Em uma conversa com uma professora recém formada, mas sem qualquer experiência de sala, ela me explicava que se soubesse passar bem os conteúdos tudo daria certo com os alunos. Como não a conhecia bem para contradize-la, somente insinuei algo a partir de minhas experiências pessoais, mas nem insisti muito sobre isso, já que ela começaria a dar aulas no dia seguinte e poderia pôr em prática sua teoria. Uma semana depois, olhei no sistema do estado e vi que a escola em que ela fora estava com aulas para atribuir. Lá me contaram que a moça não aguentou uma semana e já pedira as contas, peguei as aulas e fiquei até o fim do ano com resultados excelentes. Sem qualquer sombra de dúvida para mim, a parte do relacionamento interpessoal é a primeira na ordem temporal e a central para que as aulas possam fluir a contento.
Quando um professor entra em uma sala de aula, não são seus conceitos, seu conhecimento, habilidades e competências na matéria que aparecem, mas sua capacidade de se relacionar e que irá produzir ou não um ambiente para realização de sua tarefa.
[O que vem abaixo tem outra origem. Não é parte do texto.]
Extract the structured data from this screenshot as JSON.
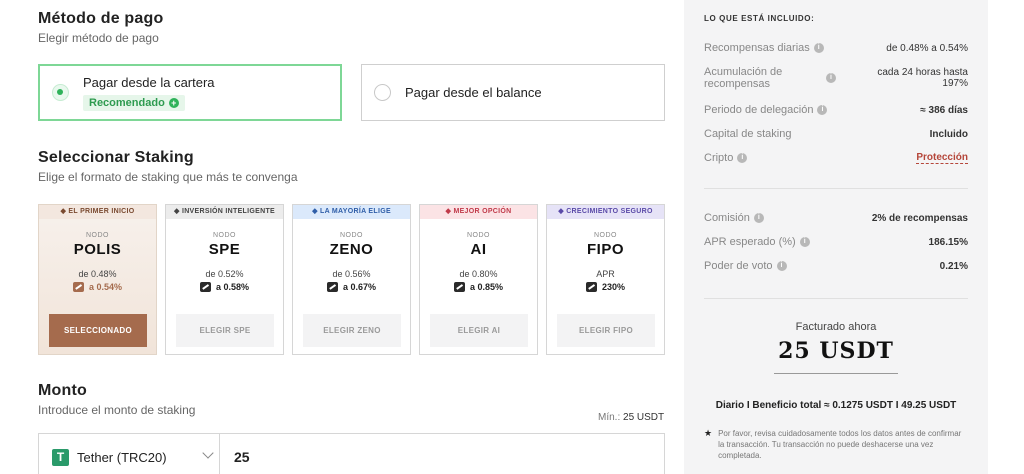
{
  "payment": {
    "title": "Método de pago",
    "subtitle": "Elegir método de pago",
    "option_wallet": "Pagar desde la cartera",
    "recommended": "Recomendado",
    "option_balance": "Pagar desde el balance"
  },
  "staking": {
    "title": "Seleccionar Staking",
    "subtitle": "Elige el formato de staking que más te convenga",
    "node_label": "NODO",
    "cards": [
      {
        "tag": "EL PRIMER INICIO",
        "tag_color": "#f3e7df",
        "tag_text": "#7a4a30",
        "name": "POLIS",
        "from": "de 0.48%",
        "to": "a 0.54%",
        "button": "SELECCIONADO",
        "selected": true
      },
      {
        "tag": "INVERSIÓN INTELIGENTE",
        "tag_color": "#ececec",
        "tag_text": "#444",
        "name": "SPE",
        "from": "de 0.52%",
        "to": "a 0.58%",
        "button": "ELEGIR SPE",
        "selected": false
      },
      {
        "tag": "LA MAYORÍA ELIGE",
        "tag_color": "#dbe9fb",
        "tag_text": "#2f5ea8",
        "name": "ZENO",
        "from": "de 0.56%",
        "to": "a 0.67%",
        "button": "ELEGIR ZENO",
        "selected": false
      },
      {
        "tag": "MEJOR OPCIÓN",
        "tag_color": "#fbe3e5",
        "tag_text": "#c03a4a",
        "name": "AI",
        "from": "de 0.80%",
        "to": "a 0.85%",
        "button": "ELEGIR AI",
        "selected": false
      },
      {
        "tag": "CRECIMIENTO SEGURO",
        "tag_color": "#e6e3f7",
        "tag_text": "#5a4aa8",
        "name": "FIPO",
        "from": "APR",
        "to": "230%",
        "button": "ELEGIR FIPO",
        "selected": false
      }
    ]
  },
  "amount": {
    "title": "Monto",
    "subtitle": "Introduce el monto de staking",
    "min_label": "Mín.:",
    "min_value": "25 USDT",
    "coin_symbol": "T",
    "coin": "Tether (TRC20)",
    "value": "25"
  },
  "summary": {
    "heading": "LO QUE ESTÁ INCLUIDO:",
    "rows": [
      {
        "label": "Recompensas diarias",
        "value": "de 0.48% a 0.54%"
      },
      {
        "label": "Acumulación de recompensas",
        "value": "cada 24 horas hasta 197%"
      },
      {
        "label": "Periodo de delegación",
        "value": "≈ 386 días"
      },
      {
        "label": "Capital de staking",
        "value": "Incluido"
      },
      {
        "label": "Cripto",
        "value": "Protección"
      }
    ],
    "rows2": [
      {
        "label": "Comisión",
        "value": "2% de recompensas"
      },
      {
        "label": "APR esperado (%)",
        "value": "186.15%"
      },
      {
        "label": "Poder de voto",
        "value": "0.21%"
      }
    ],
    "billed_label": "Facturado ahora",
    "billed_value": "25 USDT",
    "daily": "Diario I Beneficio total ≈ 0.1275 USDT I 49.25 USDT",
    "note": "Por favor, revisa cuidadosamente todos los datos antes de confirmar la transacción. Tu transacción no puede deshacerse una vez completada."
  }
}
As aulas não se dão num plano abstrato, mas no meio de um grupo de pessoas, cada qual com suas formas de ver e interagir com o mundo, com o agravante da imaturidade emocional dos alunos, ou das dificuldades pessoais do professor em se relacionar com os outros.
Infelizmente as teorias no campo da pedagogia parecem insistir numa percepção abstrata da sala de aula e não capacitam o professor a atingir uma ego menos frágil, uma capacidade maior de interagir com pessoas diferentes, ou entenderem a dinâmica humana da sala de aula. Desta forma o professor chega em sala tão capacitado para lidar com as situações problemas quanto qualquer outra pessoa sem formação, poderíamos dizer no mesmo nível em que o aluno se encontra, tirando uma suposta maturidade emocional do adulto.